Researchers simply prepare their samples using SCIEX’s proprietary sample-preparation kits, which include more than 50 internal standards, inject them onto the Lipidyzer platform, and the software takes care of the rest, configuring and running the mass spectrometer and outputting the biological findings. The system can automatically identify and quantify more than 1,000 lipid species at once, Abdi says. “There is no method development, no experimental design on behalf of the user.” He adds, “The platform is so cool that the user doesn’t even see a single spectrum or a single peak. It is literally taking samples directly to the biology.”

SCIEX also supports an alternative discovery-mode lipidomics strategy on its TripleTOF® mass spectrometers. Called MS/MSALL, the strategy is a data-independent acquisition protocol that (like SWATH® acquisition) enables researchers to collect spectral fragmentation data on all molecules in a complex mixture for subsequent analysis, even if they weren’t aware of a given molecule’s significance at the time of data collection. Thus, researchers can retrospectively re-mine a dataset for any species that may be of value in a later study without having to recollect the data. (Waters offers a data-independent acquisition mode of its own, called MSE.)

GC and LC are OK

Many researchers use liquid chromatography (LC)-coupled mass spectrometers for lipidomics work (or, alternatively, direct sample infusion), but some prefer gas chromatography (GC) separation instead of, or in conjunction with, LC-MS. Thermo launched its Q Exactive GC Orbitrap at the American Society for Mass Spectrometry conference earlier this year; using it, researchers can analyze those lipids that do not ionize or fractionate well by LC, Huhmer says—although chemical derivitization may be required to do so.

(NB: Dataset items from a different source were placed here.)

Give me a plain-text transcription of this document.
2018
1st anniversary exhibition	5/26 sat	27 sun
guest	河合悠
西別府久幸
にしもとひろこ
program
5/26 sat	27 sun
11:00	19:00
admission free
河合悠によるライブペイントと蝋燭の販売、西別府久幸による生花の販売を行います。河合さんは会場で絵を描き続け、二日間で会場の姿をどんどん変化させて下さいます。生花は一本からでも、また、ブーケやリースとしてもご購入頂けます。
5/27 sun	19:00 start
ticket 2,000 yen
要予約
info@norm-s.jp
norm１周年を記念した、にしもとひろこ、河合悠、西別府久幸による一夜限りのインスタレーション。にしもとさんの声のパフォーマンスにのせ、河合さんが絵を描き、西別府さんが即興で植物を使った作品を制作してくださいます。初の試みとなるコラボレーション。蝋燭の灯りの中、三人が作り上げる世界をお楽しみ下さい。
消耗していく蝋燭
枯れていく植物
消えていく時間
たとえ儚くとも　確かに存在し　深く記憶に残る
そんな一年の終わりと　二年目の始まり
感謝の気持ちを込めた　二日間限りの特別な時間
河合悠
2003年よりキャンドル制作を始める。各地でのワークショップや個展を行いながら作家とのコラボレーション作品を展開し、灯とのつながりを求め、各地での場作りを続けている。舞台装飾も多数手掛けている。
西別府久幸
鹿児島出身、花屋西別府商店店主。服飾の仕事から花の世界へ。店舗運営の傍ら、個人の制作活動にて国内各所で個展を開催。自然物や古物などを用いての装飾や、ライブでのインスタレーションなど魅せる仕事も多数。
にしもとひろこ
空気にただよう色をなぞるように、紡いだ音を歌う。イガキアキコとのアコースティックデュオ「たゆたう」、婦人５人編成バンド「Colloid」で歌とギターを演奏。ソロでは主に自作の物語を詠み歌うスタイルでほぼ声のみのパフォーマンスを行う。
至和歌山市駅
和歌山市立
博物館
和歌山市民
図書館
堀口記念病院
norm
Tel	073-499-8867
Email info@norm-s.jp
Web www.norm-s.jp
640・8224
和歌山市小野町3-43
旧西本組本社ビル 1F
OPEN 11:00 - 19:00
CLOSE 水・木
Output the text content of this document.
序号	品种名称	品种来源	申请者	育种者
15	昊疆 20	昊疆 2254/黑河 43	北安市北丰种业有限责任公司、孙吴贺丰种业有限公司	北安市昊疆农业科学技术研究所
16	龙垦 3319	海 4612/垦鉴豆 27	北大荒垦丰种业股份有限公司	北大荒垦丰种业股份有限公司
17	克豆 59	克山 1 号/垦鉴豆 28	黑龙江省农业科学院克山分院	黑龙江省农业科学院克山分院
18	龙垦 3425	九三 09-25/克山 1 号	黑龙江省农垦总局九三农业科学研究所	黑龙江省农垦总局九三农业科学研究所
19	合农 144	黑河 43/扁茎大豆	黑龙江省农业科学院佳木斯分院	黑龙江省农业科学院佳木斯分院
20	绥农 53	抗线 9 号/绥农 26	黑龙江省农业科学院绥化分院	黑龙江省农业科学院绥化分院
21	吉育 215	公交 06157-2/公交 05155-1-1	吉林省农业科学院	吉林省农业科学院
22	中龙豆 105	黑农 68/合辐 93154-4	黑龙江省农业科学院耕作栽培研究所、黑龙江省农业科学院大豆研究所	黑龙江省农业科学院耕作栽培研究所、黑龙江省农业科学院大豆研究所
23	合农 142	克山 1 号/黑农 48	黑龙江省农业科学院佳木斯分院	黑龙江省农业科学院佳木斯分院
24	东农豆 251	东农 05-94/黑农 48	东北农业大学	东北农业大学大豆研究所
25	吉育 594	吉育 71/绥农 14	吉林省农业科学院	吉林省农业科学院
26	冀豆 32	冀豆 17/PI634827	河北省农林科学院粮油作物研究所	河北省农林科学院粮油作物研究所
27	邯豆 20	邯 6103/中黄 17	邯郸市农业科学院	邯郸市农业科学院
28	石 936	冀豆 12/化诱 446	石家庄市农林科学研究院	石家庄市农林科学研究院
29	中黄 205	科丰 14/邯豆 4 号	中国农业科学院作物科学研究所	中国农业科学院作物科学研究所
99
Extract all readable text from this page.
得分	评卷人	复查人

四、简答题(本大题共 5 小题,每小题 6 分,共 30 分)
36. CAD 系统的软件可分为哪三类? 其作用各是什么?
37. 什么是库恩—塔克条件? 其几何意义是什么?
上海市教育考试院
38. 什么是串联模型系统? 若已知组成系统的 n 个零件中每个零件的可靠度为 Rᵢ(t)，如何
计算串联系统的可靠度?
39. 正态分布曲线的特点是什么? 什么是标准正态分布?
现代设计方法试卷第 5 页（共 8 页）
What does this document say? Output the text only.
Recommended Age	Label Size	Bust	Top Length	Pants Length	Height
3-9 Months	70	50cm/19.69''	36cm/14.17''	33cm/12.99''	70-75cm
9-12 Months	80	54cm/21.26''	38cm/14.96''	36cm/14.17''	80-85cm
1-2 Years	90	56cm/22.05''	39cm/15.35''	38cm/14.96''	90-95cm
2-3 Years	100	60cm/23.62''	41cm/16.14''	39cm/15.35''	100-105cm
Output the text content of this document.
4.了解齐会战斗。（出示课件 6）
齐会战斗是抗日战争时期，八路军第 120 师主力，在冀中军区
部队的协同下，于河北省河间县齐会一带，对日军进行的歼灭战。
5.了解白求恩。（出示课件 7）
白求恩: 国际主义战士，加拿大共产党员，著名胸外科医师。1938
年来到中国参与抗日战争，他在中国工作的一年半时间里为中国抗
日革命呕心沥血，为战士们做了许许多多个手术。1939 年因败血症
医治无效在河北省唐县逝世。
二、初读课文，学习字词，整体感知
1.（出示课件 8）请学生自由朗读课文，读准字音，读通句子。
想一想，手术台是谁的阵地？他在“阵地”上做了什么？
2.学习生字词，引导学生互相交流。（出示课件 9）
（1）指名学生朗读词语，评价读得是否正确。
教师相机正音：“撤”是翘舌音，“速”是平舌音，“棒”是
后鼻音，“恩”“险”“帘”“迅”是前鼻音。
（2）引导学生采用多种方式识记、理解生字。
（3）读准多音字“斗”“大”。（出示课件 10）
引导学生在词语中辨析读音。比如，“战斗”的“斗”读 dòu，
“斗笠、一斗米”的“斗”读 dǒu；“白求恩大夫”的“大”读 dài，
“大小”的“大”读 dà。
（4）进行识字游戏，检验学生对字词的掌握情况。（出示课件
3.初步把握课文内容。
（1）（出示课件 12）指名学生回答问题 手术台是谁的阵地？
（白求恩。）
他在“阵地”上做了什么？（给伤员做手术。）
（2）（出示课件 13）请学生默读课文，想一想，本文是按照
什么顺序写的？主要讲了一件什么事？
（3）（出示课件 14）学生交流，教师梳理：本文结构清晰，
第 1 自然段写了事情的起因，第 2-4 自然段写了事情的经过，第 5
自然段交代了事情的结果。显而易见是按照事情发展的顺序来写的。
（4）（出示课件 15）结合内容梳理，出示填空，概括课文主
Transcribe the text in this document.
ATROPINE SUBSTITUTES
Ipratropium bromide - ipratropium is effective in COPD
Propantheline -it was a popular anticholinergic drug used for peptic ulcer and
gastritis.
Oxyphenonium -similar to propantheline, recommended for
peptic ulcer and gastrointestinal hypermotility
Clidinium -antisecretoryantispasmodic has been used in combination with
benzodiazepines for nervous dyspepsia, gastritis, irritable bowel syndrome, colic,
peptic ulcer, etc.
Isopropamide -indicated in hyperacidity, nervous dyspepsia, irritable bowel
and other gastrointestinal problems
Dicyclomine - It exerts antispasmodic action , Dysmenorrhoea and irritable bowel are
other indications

“Traditionally people do [lipid analysis by] GC, but the number of lipid classes you can cover is limited. But the depth of what you can cover is probably better with LC,” he says. For instance, long-chain fatty acids may resolve better on GC columns, whereas sterols generally work well with both technologies.
What do the data mean?

However you collect your lipidomics data, the goal is to make sense of the information. Lipidomics-focused analysis packages do exist, including Thermo’s LipidSearch and PREMIER Biosoft’s SimLipid software.

A bigger challenge is integrating data across data types, says Wiktor Jurkowski, integrative genomics group leader at The Genome Analysis Centre (TGAC) in the United Kingdom. Jurkowski has developed a software package called ONION, which uses pre-existing knowledge of biochemical pathways and combined lipidomic and transcriptomic data to improve the identification of genes that may be implicated in metabolite changes.

Whether the resulting hits truly represent the underlying biology, of course, remains to be determined. But thanks to new advances in mass spectrometry technology, figuring that out will be easier than ever.